Figure 1: A patients retinal image captured at Calgary Vision Centre March 22, 2018.

The image above is an actual image captured in our clinic by our equipment and rendered in office. 

The orange "stuff" in the image above is the retina which is the photoactive tissue lining the inside of our eyeballs.  It is extremely important to eyesight, and is very fragile.  Because humans only have one small hole allowing light into the eye (the pupil) it is very difficult to visualize the retina in most circumstances.  The most basic retinal screening would be when you utilize flash photography and the subject of your photo has "red eye".  The red is actually a reflection of the retina bouncing out of the pupil, and although you can't tell much from this, at least you can say that your subject has a retina.  To see the retina in any real detail can be challenging as the pupil is naturally small and gets even smaller when light is shone into it. This is why when there is any concern with the retina, an eye must be dilated (put drops in to make the pupil larger), allowing a better view of the tissue inside.  A dilated retinal exam is still the gold standard for viewing the retina, but the problem is that it's time consuming, can cause certain types of glaucoma in at-risk people, and patients don't particularly enjoy being light sensitive and unable to focus up close for 4-6 hours while the drops are wearing off.  This is why dilation is not routinely done on screening eye exams.  Therefore it's important to have different ways to views the retina when the eye is undilated to help screen for cases where dilation is warranted.  

The patient's eyeball in Figure 1 (above) has been routinely imaged in our clinic since 2004, and as you will see below, the way we examined and recorded the results (when undilated) has change drastically in the last 15 years, a time frame which we can divide it four major eras of imaging technology.  At the start of each era, our clinic was consistently one of the country's very earliest adopters of each new tech.

analog era

pre - 2005

digital era

2005 - 2011

3D era

2011 - present

ultrawide era

2018 - present

THe Analog era (Pre - 2005)

A handheld light called an ophthalmoscope is shone into the eye.  The device creates a small spotlight on the retina, and the doctor needs to move the spot around to view a larger swath of tissue.  Due to the device lacking any imaging capabilities, any pertinent findings are usually recorded via a crude sketch.  When your family doctor looks into your eye, this is what they are doing.  Due to being cost effective and portable, the hand held opthalmoscope is still very popular in clinics worldwide.  The drawing on the right represents the results of undilated opthalmoscopy on our patient from Figure 1, and as you can see, the results of which show little resemblance to each other (though not technically inaccurate). 

Area of retina seen: 20° (after numerous sweeps of the light)

The Digital era (2005 - 2011)

The acquisition of a colour retinal camera was a significant step forward for us, not only in diagnostic capabilities but also in accuracy of record keeping. Having one colour image of some very important parts of the retina to be able to exam as close as needed, and to refer back to at a later date, was at the time truly amazing. 
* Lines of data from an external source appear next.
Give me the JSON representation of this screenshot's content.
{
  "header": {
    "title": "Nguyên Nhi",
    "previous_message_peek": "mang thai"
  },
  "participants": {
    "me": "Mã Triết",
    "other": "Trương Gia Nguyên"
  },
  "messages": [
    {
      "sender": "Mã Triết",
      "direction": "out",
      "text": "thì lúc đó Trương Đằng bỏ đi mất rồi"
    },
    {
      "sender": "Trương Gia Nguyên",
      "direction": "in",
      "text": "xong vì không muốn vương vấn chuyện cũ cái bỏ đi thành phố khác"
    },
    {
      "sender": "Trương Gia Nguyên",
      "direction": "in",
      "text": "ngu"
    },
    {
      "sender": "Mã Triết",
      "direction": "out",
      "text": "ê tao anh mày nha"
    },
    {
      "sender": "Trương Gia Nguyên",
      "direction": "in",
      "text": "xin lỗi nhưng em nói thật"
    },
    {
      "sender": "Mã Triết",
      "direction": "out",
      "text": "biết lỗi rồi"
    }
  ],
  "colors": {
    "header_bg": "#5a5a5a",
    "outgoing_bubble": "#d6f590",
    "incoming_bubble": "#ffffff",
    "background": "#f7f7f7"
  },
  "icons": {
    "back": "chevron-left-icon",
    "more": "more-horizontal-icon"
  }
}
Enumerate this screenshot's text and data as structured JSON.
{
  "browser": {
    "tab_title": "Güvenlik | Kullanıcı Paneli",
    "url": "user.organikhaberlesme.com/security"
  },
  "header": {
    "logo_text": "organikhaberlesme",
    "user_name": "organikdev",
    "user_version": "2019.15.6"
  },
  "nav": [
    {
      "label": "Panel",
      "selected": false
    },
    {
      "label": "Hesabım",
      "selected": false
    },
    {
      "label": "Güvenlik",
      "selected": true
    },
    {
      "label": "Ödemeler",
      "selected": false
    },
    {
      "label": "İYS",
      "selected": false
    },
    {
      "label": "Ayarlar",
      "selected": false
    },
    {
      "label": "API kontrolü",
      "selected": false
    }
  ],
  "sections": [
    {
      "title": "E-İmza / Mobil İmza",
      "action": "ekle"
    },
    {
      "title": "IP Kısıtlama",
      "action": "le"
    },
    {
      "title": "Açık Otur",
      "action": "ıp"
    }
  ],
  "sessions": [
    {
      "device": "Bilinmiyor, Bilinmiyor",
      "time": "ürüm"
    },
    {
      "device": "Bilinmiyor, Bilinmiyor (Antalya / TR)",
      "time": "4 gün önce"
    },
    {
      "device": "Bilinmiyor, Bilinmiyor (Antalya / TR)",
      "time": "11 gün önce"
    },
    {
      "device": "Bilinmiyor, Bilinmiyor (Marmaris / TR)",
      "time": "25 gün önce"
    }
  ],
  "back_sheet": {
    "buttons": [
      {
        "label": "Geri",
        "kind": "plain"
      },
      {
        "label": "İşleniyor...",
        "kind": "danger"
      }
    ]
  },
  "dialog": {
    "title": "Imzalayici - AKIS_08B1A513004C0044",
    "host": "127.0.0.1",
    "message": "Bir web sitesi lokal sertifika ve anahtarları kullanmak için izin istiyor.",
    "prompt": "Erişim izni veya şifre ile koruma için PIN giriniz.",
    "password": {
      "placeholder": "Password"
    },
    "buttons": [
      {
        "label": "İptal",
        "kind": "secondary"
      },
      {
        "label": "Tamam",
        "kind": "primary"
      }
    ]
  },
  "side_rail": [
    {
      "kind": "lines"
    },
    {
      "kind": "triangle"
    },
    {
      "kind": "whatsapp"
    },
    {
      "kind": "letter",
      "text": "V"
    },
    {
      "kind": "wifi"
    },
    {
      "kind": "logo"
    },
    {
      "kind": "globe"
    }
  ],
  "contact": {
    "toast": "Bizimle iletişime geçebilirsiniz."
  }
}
The retinal tissue captured in this image is starting to resemble the retina in Figure 1, and a trained clinician would be able to see similar blood vessels and structures between the two.  However the field of view captured in this image is still fairly small as edge-to-edge in this image only represents about a 30° area of the retina.  All the black surrounding the image is more retina that is unable to be seen by this technology.  For reference, the yellow circle in the centre of this image is the optic nerve, and when you cross-reference the optic nerve to Figure 1, you can see how zoomed in this photo is.

Area of retina seen: 30° in a colour image.

The 3D Era (2011 - present)

Currently, we are still in the Topcon 3D OCT-2000 era and while this technology doesn't expand our field of view any further past the 30° mark, it does have the amazing ability to gather sub-surface, depth, and elevation data in this zone.  In addition, it is able to measure and track the size of certain structures automatically, while cross referencing these value to a normative database to flag any concerns. 

Area of retina seen: 30° in a colour image that includes sub-surface, depth, and elevation data.

The ultra-wide field era (2018 - present)

With the 3D era being so revolutionary in terms of diagnosing and tracking any changes in a specific area of the retina, the ultra-wide field era has been created to supplement this data by allowing us to venture, for the first time, to parts of the retina located outside of the historical 30° zone.  In the image above, the same area of the retina is represented before and after the installation of the Zeiss Clarus 500 ultra-wide field camera.  It's quite amazing how much more of the retina this camera can capture than it's predecessors, all while maintaining true colour, which is important in being able to diagnose concerning freckle-like lesions.  In addition this camera also has the ability to show areas of imminent cell death by using a feature called 'fundus auto-fluorescence' which is remarkable.  

The image used in Figure 1 is this ultra-wide montage photo collected by the Zeiss Clarus 500, combined with data from the Topcon 3D OCT, and rendered in-office.

Area of retina seen: 200° in an ultra-wide montage, in addition to collecting data on fundus auto-fluorescence.